The number of mobile broadband subscriptions is expected to reach 3.6 billion by 2016 from 3.2 billion in 2015, said ITU.
ITU says 60 million homes have Internet connection in India.
Advanced mobile broadband networks (LTE) have spread quickly over the last 3 years and reach almost four billion people today or 53 percent of the population.
While the number of mobile broadband subscriptions grows at double digit rates in developing countries to reach a penetration rate of close to 41 percent, mobile broadband penetration growth has slowed overall.
95 percent of the global population – or some seven billion people – living in an area is covered by 2G cellular network.
3.9 billion people does not have access to Internet.
ICT Facts & Figures 2016Â shows that developing countries now account for the vast majority of Internet users, with 2.5 billion users compared with one billion in developed countries.
Internet penetration is 81 percent in developed countries, 40 percent in developing countries and 15 percent in the Least Developed Countries.
“Interconnectedness is expanding, however more needs to be done to bridge the digital divide and bring the more than half of the global population not using the Internet into the digital economy,” said ITU Secretary-General Houlin Zhao.
ITU noted that fixed broadband growth is strongest in developed countries.

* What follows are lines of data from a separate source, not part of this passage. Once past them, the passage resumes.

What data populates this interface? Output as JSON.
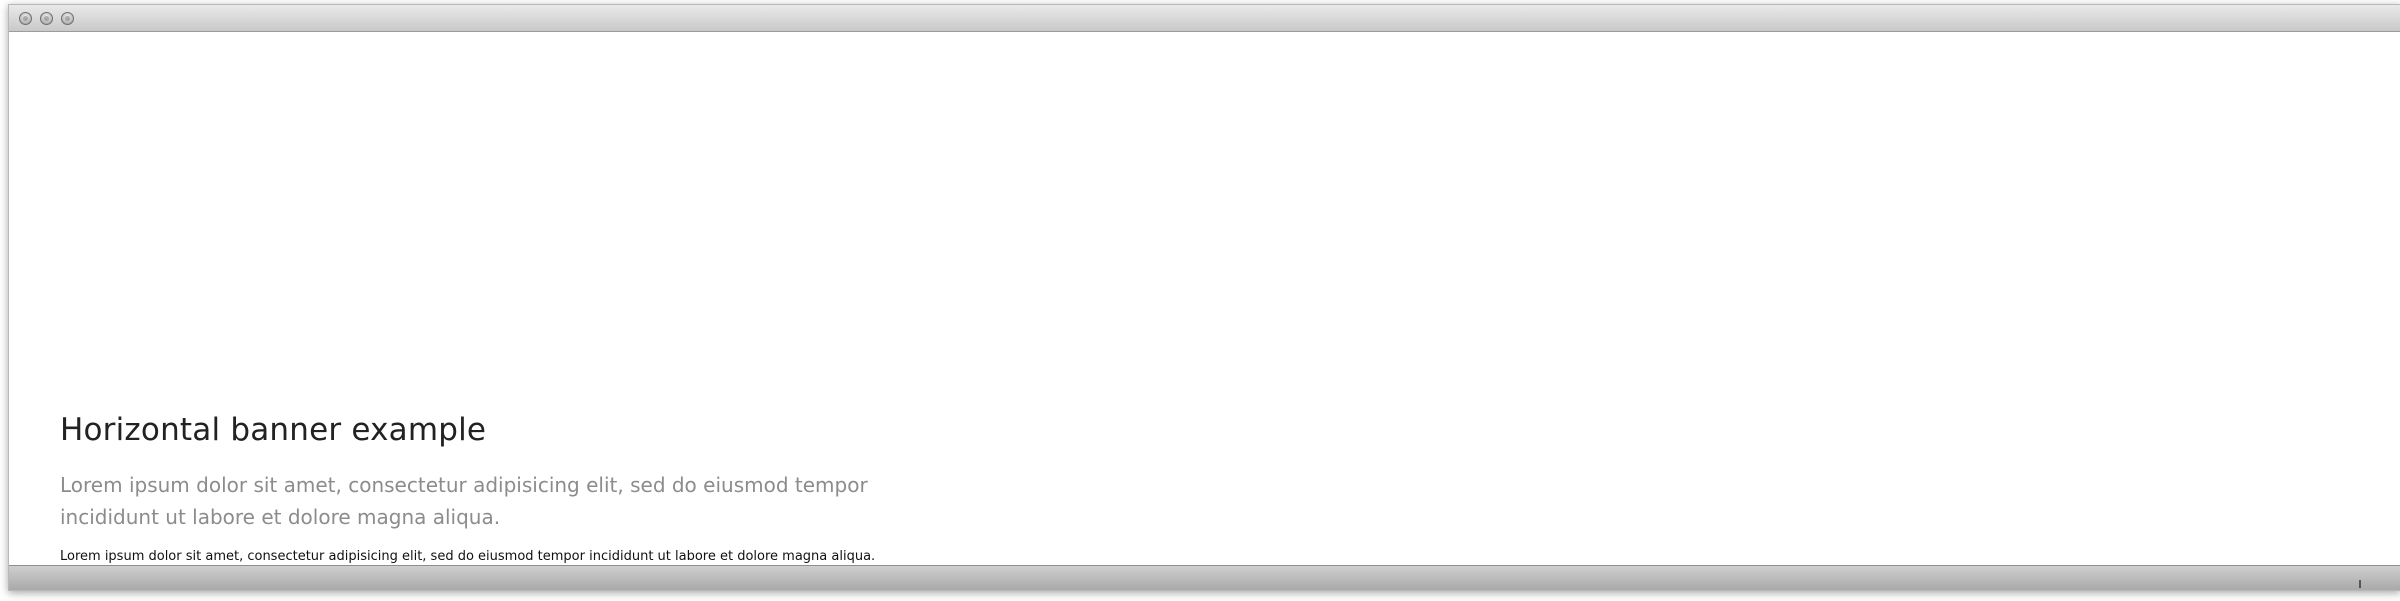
{
  "window": {
    "controls": [
      "close",
      "minimize",
      "zoom"
    ]
  },
  "page": {
    "heading": "Horizontal banner example",
    "lead": "Lorem ipsum dolor sit amet, consectetur adipisicing elit, sed do eiusmod tempor incididunt ut labore et dolore magna aliqua.",
    "body": "Lorem ipsum dolor sit amet, consectetur adipisicing elit, sed do eiusmod tempor incididunt ut labore et dolore magna aliqua."
  },
  "colors": {
    "heading": "#222222",
    "lead": "#8c8c8c",
    "body": "#111111",
    "titlebar": "#d6d6d6"
  }
}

Fixed broadband subscriptions are expected to reach around 12 per 100 inhabitants in 2016. Europe, the Americas and the Commonwealth of Independent States regions have the highest rates of fixed broadband penetration. Growth in China is driving fixed broadband subscriptions in the Asia Pacific region, where penetration is expected to surpass 10 percent in 2016.
Mobile broadband services have now become more affordable than fixed-broadband services, with the average price for a basic fixed broadband plan more than twice as high as the average price of a comparable mobile broadband plan.
By the end of 2016, more than half of the world’s population – 3.9 billion people – will not be using the Internet.
While almost one billion households in the world now have Internet access (of which 230 million are in China, 60 million in India and 20 million in the world’s 48 Least Developed Countries), figures for household access reveal the extent of the digital divide, with 84 percent of households connected in Europe, compared with 15.4 percent in the African region.
By early 2016, international Internet bandwidth had reached 185,000 gigabits per second, up from a low of 30,000 gigabits in 2008. Lack of bandwidth remains a major bottleneck to improved Internet connectivity in many developing and Least Developed Countries.